Nevertheless, Hoyle’s support is noteworthy and could be the start of a meaningful debate about tax policy this session.

Also encouraging were the recommendations of the House Select Committee on Health Care Wednesday. The committee is proposing that lawmakers ban smoking in public places across the state, provide health care for more uninsured children, and establish a high-risk insurance pool to allow people with serious illness to purchase basic coverage, though at much higher premiums.

The House passed high-risk pool legislation last session, but the Senate declined to consider it.

Nome of these recommendations will solve the health care crisis in North Carolina, but each one is a significant step in the right direction.  The smoking ban continues to gain support across the state from local governments and the public at large, according to recent polls.

The message has finally through that secondhand smoke can kill you. It seems like an easy call to ban it in places where people gather. Studies show it will save lives and millions of dollars in health care costs.

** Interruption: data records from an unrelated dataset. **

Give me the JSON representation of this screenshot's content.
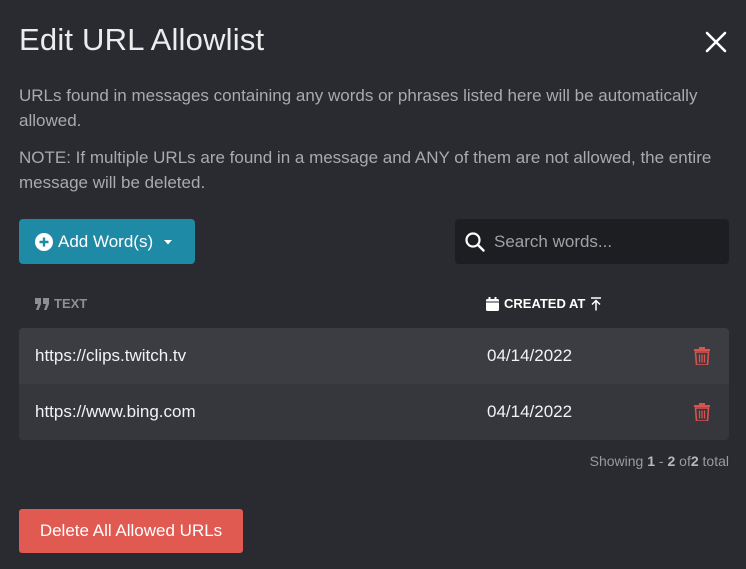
{
  "dialog": {
    "title": "Edit URL Allowlist",
    "description": "URLs found in messages containing any words or phrases listed here will be automatically allowed.",
    "note": "NOTE: If multiple URLs are found in a message and ANY of them are not allowed, the entire message will be deleted."
  },
  "toolbar": {
    "add_label": "Add Word(s)",
    "search_placeholder": "Search words..."
  },
  "table": {
    "columns": {
      "text": "TEXT",
      "created_at": "CREATED AT"
    },
    "rows": [
      {
        "text": "https://clips.twitch.tv",
        "created_at": "04/14/2022"
      },
      {
        "text": "https://www.bing.com",
        "created_at": "04/14/2022"
      }
    ]
  },
  "pagination": {
    "prefix": "Showing",
    "start": "1",
    "sep": "-",
    "end": "2",
    "of": "of",
    "total": "2",
    "suffix": "total"
  },
  "footer": {
    "delete_all_label": "Delete All Allowed URLs"
  },
  "icons": {
    "close": "close-icon",
    "add": "plus-circle-icon",
    "caret": "caret-down-icon",
    "search": "search-icon",
    "quote": "quote-icon",
    "calendar": "calendar-icon",
    "sort": "sort-ascending-icon",
    "delete": "trash-icon"
  },
  "colors": {
    "background": "#2a2b30",
    "accent": "#1f8aa6",
    "danger": "#e05a52"
  }
}
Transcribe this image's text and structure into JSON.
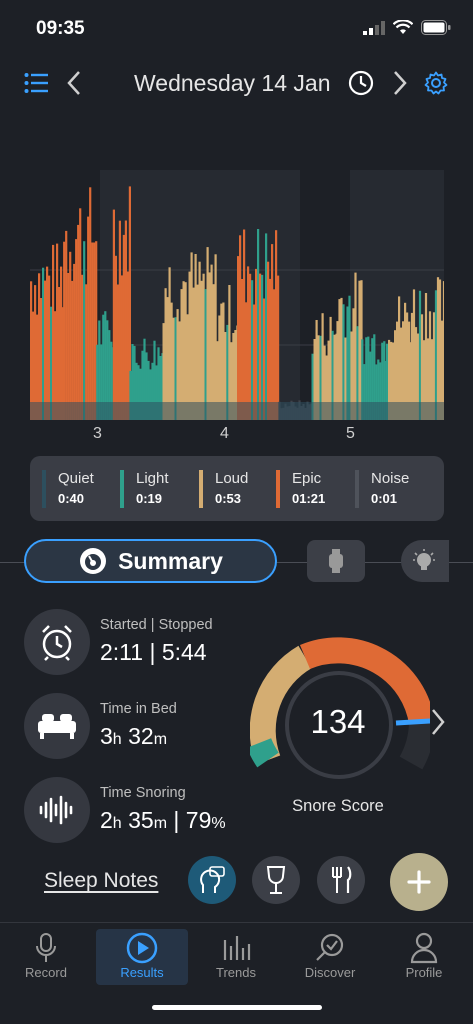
{
  "status_bar": {
    "time": "09:35"
  },
  "header": {
    "date": "Wednesday 14 Jan"
  },
  "chart_data": {
    "type": "area",
    "xlabel": "",
    "ylabel": "",
    "x_ticks": [
      "3",
      "4",
      "5"
    ],
    "series_colors": {
      "quiet": "#2d4f5e",
      "light": "#2fa08c",
      "loud": "#d4ad72",
      "epic": "#df6a35",
      "noise": "#3f434a"
    },
    "segments": [
      {
        "start": 0.0,
        "end": 0.08,
        "level": "epic",
        "height": 0.72
      },
      {
        "start": 0.08,
        "end": 0.16,
        "level": "epic",
        "height": 0.95
      },
      {
        "start": 0.16,
        "end": 0.2,
        "level": "light",
        "height": 0.45
      },
      {
        "start": 0.2,
        "end": 0.24,
        "level": "epic",
        "height": 0.98
      },
      {
        "start": 0.24,
        "end": 0.32,
        "level": "light",
        "height": 0.35
      },
      {
        "start": 0.32,
        "end": 0.45,
        "level": "loud",
        "height": 0.7
      },
      {
        "start": 0.45,
        "end": 0.5,
        "level": "loud",
        "height": 0.55
      },
      {
        "start": 0.5,
        "end": 0.6,
        "level": "epic",
        "height": 0.8
      },
      {
        "start": 0.6,
        "end": 0.68,
        "level": "noise",
        "height": 0.08
      },
      {
        "start": 0.68,
        "end": 0.74,
        "level": "loud",
        "height": 0.45
      },
      {
        "start": 0.74,
        "end": 0.8,
        "level": "loud",
        "height": 0.6
      },
      {
        "start": 0.8,
        "end": 0.86,
        "level": "light",
        "height": 0.4
      },
      {
        "start": 0.86,
        "end": 0.92,
        "level": "loud",
        "height": 0.52
      },
      {
        "start": 0.92,
        "end": 1.0,
        "level": "loud",
        "height": 0.58
      }
    ]
  },
  "legend": [
    {
      "label": "Quiet",
      "value": "0:40",
      "color": "#2d4f5e"
    },
    {
      "label": "Light",
      "value": "0:19",
      "color": "#2fa08c"
    },
    {
      "label": "Loud",
      "value": "0:53",
      "color": "#d4ad72"
    },
    {
      "label": "Epic",
      "value": "01:21",
      "color": "#df6a35"
    },
    {
      "label": "Noise",
      "value": "0:01",
      "color": "#4f535b"
    }
  ],
  "tabs": {
    "summary": "Summary"
  },
  "stats": {
    "started": {
      "label": "Started | Stopped",
      "value": "2:11 | 5:44"
    },
    "bed": {
      "label": "Time in Bed",
      "h": "3",
      "h_unit": "h",
      "m": "32",
      "m_unit": "m"
    },
    "snoring": {
      "label": "Time Snoring",
      "h": "2",
      "h_unit": "h",
      "m": "35",
      "m_unit": "m",
      "sep": "|",
      "pct": "79",
      "pct_unit": "%"
    }
  },
  "score": {
    "value": "134",
    "label": "Snore Score"
  },
  "notes": {
    "title": "Sleep Notes"
  },
  "nav": [
    {
      "label": "Record"
    },
    {
      "label": "Results"
    },
    {
      "label": "Trends"
    },
    {
      "label": "Discover"
    },
    {
      "label": "Profile"
    }
  ]
}
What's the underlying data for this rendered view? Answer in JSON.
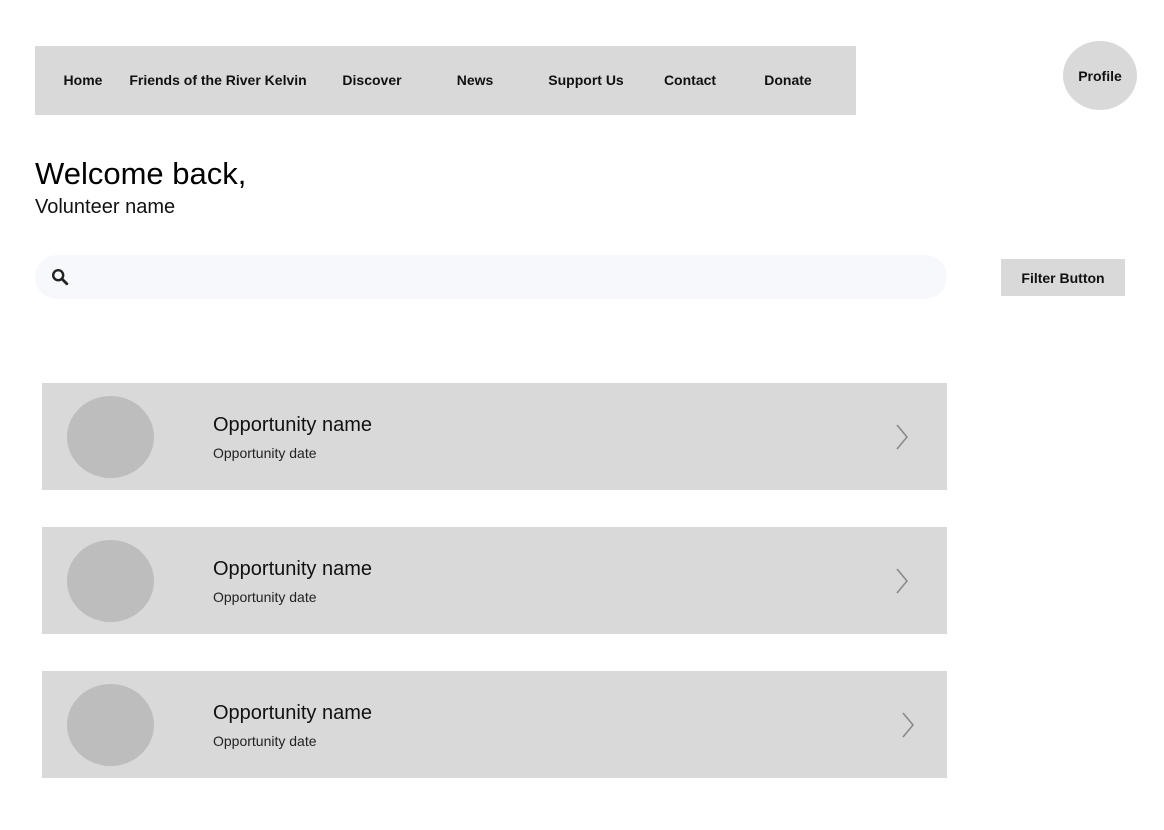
{
  "nav": {
    "items": [
      {
        "label": "Home"
      },
      {
        "label": "Friends of the River Kelvin"
      },
      {
        "label": "Discover"
      },
      {
        "label": "News"
      },
      {
        "label": "Support Us"
      },
      {
        "label": "Contact"
      },
      {
        "label": "Donate"
      }
    ]
  },
  "profile": {
    "label": "Profile"
  },
  "welcome": {
    "heading": "Welcome back,",
    "name": "Volunteer name"
  },
  "search": {
    "value": "",
    "placeholder": "",
    "icon": "search-icon"
  },
  "filter": {
    "label": "Filter Button"
  },
  "opportunities": [
    {
      "name": "Opportunity name",
      "date": "Opportunity date"
    },
    {
      "name": "Opportunity name",
      "date": "Opportunity date"
    },
    {
      "name": "Opportunity name",
      "date": "Opportunity date"
    }
  ],
  "colors": {
    "panel": "#d9d9d9",
    "thumb": "#bdbdbd",
    "search_bg": "#f7f8fc",
    "chevron": "#8a8a8a"
  }
}
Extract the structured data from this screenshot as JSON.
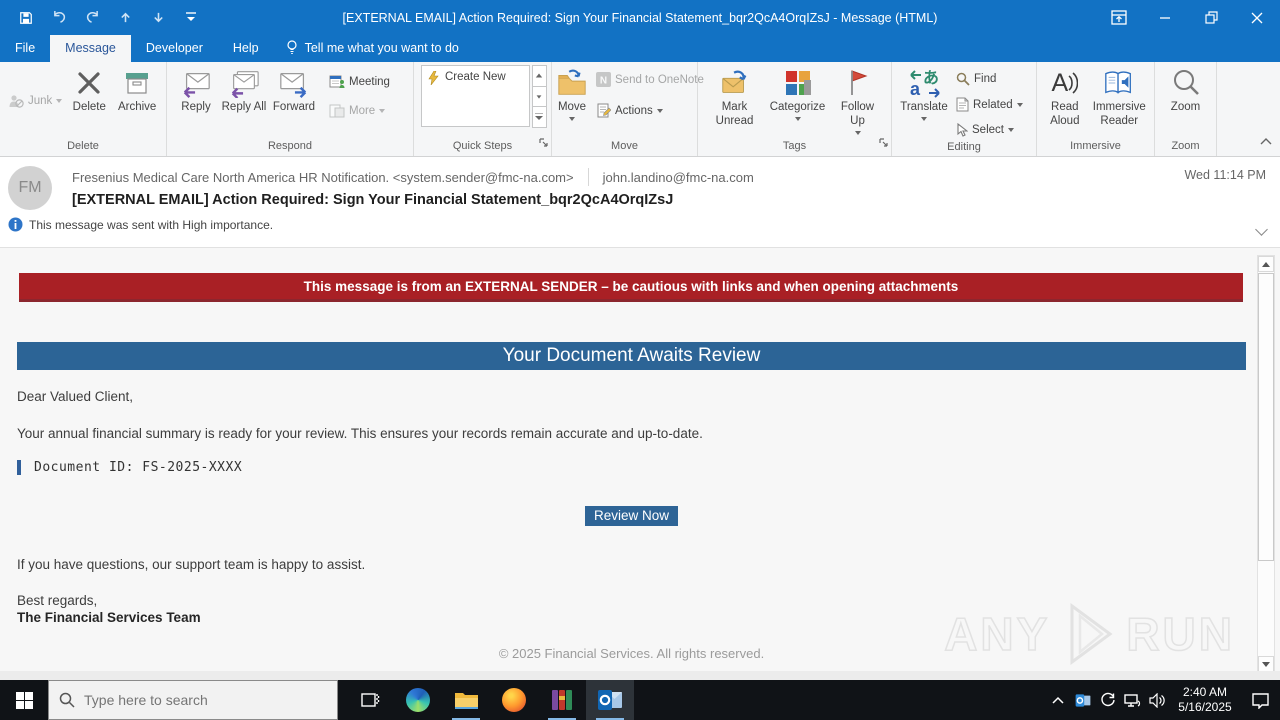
{
  "colors": {
    "titlebar_blue": "#1272c4",
    "banner_red": "#a92025",
    "banner_blue": "#2c6496",
    "cta_blue": "#2e6496",
    "taskbar_dark": "#101317"
  },
  "titlebar": {
    "title": "[EXTERNAL EMAIL] Action Required: Sign Your Financial Statement_bqr2QcA4OrqIZsJ  -  Message (HTML)"
  },
  "tabs": {
    "file": "File",
    "message": "Message",
    "developer": "Developer",
    "help": "Help",
    "tellme": "Tell me what you want to do"
  },
  "ribbon": {
    "junk": "Junk",
    "delete": "Delete",
    "archive": "Archive",
    "group_delete": "Delete",
    "reply": "Reply",
    "reply_all": "Reply All",
    "forward": "Forward",
    "meeting": "Meeting",
    "more": "More",
    "group_respond": "Respond",
    "create_new": "Create New",
    "group_quick_steps": "Quick Steps",
    "move": "Move",
    "send_to_onenote": "Send to OneNote",
    "actions": "Actions",
    "group_move": "Move",
    "mark_unread": "Mark Unread",
    "categorize": "Categorize",
    "follow_up": "Follow Up",
    "group_tags": "Tags",
    "translate": "Translate",
    "find": "Find",
    "related": "Related",
    "select": "Select",
    "group_editing": "Editing",
    "read_aloud": "Read Aloud",
    "immersive_reader": "Immersive Reader",
    "group_immersive": "Immersive",
    "zoom": "Zoom",
    "group_zoom": "Zoom"
  },
  "header": {
    "avatar_initials": "FM",
    "sender": "Fresenius Medical Care North America HR Notification. <system.sender@fmc-na.com>",
    "recipient": "john.landino@fmc-na.com",
    "date": "Wed 11:14 PM",
    "subject": "[EXTERNAL EMAIL] Action Required: Sign Your Financial Statement_bqr2QcA4OrqIZsJ",
    "importance_note": "This message was sent with High importance."
  },
  "message": {
    "external_banner": "This message is from an EXTERNAL SENDER – be cautious with links and when opening attachments",
    "title_banner": "Your Document Awaits Review",
    "greeting": "Dear Valued Client,",
    "para1": "Your annual financial summary is ready for your review. This ensures your records remain accurate and up-to-date.",
    "doc_id": "Document ID: FS-2025-XXXX",
    "cta": "Review Now",
    "para2": "If you have questions, our support team is happy to assist.",
    "regards": "Best regards,",
    "team": "The Financial Services Team",
    "footer": "© 2025 Financial Services. All rights reserved."
  },
  "watermark": {
    "left": "ANY",
    "right": "RUN"
  },
  "taskbar": {
    "search_placeholder": "Type here to search",
    "clock_time": "2:40 AM",
    "clock_date": "5/16/2025"
  },
  "icons": {
    "onenote_glyph": "N",
    "read_aloud_glyph": "A",
    "translate_a": "あ",
    "translate_b": "a"
  }
}
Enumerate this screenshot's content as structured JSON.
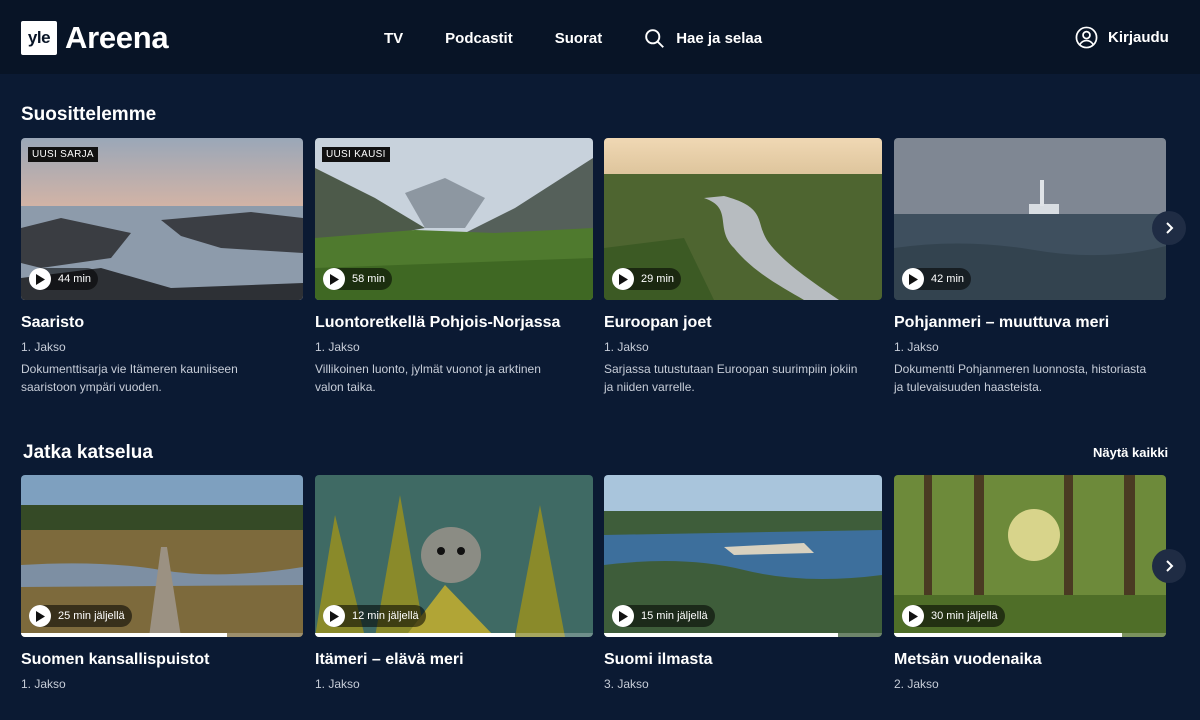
{
  "header": {
    "logo_mark": "yle",
    "logo_text": "Areena",
    "nav": [
      "TV",
      "Podcastit",
      "Suorat"
    ],
    "search_label": "Hae ja selaa",
    "login_label": "Kirjaudu"
  },
  "recommended": {
    "title": "Suosittelemme",
    "cards": [
      {
        "badge": "UUSI SARJA",
        "duration": "44 min",
        "title": "Saaristo",
        "episode": "1. Jakso",
        "desc1": "Dokumenttisarja vie Itämeren kauniiseen",
        "desc2": "saaristoon ympäri vuoden."
      },
      {
        "badge": "UUSI KAUSI",
        "duration": "58 min",
        "title": "Luontoretkellä Pohjois-Norjassa",
        "episode": "1. Jakso",
        "desc1": "Villikoinen luonto, jylmät vuonot ja arktinen",
        "desc2": "valon taika."
      },
      {
        "badge": "",
        "duration": "29 min",
        "title": "Euroopan joet",
        "episode": "1. Jakso",
        "desc1": "Sarjassa tutustutaan Euroopan suurimpiin jokiin",
        "desc2": "ja niiden varrelle."
      },
      {
        "badge": "",
        "duration": "42 min",
        "title": "Pohjanmeri – muuttuva meri",
        "episode": "1. Jakso",
        "desc1": "Dokumentti Pohjanmeren luonnosta, historiasta",
        "desc2": "ja tulevaisuuden haasteista."
      }
    ]
  },
  "continue": {
    "title": "Jatka katselua",
    "see_all": "Näytä kaikki",
    "cards": [
      {
        "duration": "25 min jäljellä",
        "title": "Suomen kansallispuistot",
        "episode": "1. Jakso",
        "progress": 0.73
      },
      {
        "duration": "12 min jäljellä",
        "title": "Itämeri – elävä meri",
        "episode": "1. Jakso",
        "progress": 0.72
      },
      {
        "duration": "15 min jäljellä",
        "title": "Suomi ilmasta",
        "episode": "3. Jakso",
        "progress": 0.84
      },
      {
        "duration": "30 min jäljellä",
        "title": "Metsän vuodenaika",
        "episode": "2. Jakso",
        "progress": 0.84
      }
    ]
  },
  "colors": {
    "background": "#0b1a33",
    "header": "#081426",
    "accent": "#ffffff"
  },
  "icons": {
    "search": "search-icon",
    "user": "user-icon",
    "play": "play-icon",
    "next": "chevron-right-icon"
  }
}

The committee’s recomendation to expand health care for children is also important, though falls short of one proposal to expand Health Choice, the current health care program for poor children, to the families of the children who are eligible. It is still easier to sell  expanding human services for children in North Carolina. The children deserve it, but if we really want to help poor children, we also ought to make sure we help their families too.

Finally, the high-risk insurance pool seems like the biggest no-brainer of all, simply providing a way for the chronically ill to access insurance, even if it is at sharply higher rates than the general population.

One of Raleigh’s radical right wing institutions labeled last year’s proposal a version of socialism, always the complaint from the free market fundamentalists. The truth is the plan would help roughly 9,000 people who currently have no chance of being able to buy health care coverage.

Tax relief for the working poor, insurance for more children and chronically ill adults, and healthier workplaces. All encouraging signs from Jones Street, even if they are just recommendations or policy statements from legislative leaders. Let’s hope the sentiments continue as the agenda is shaped for the 2007 session.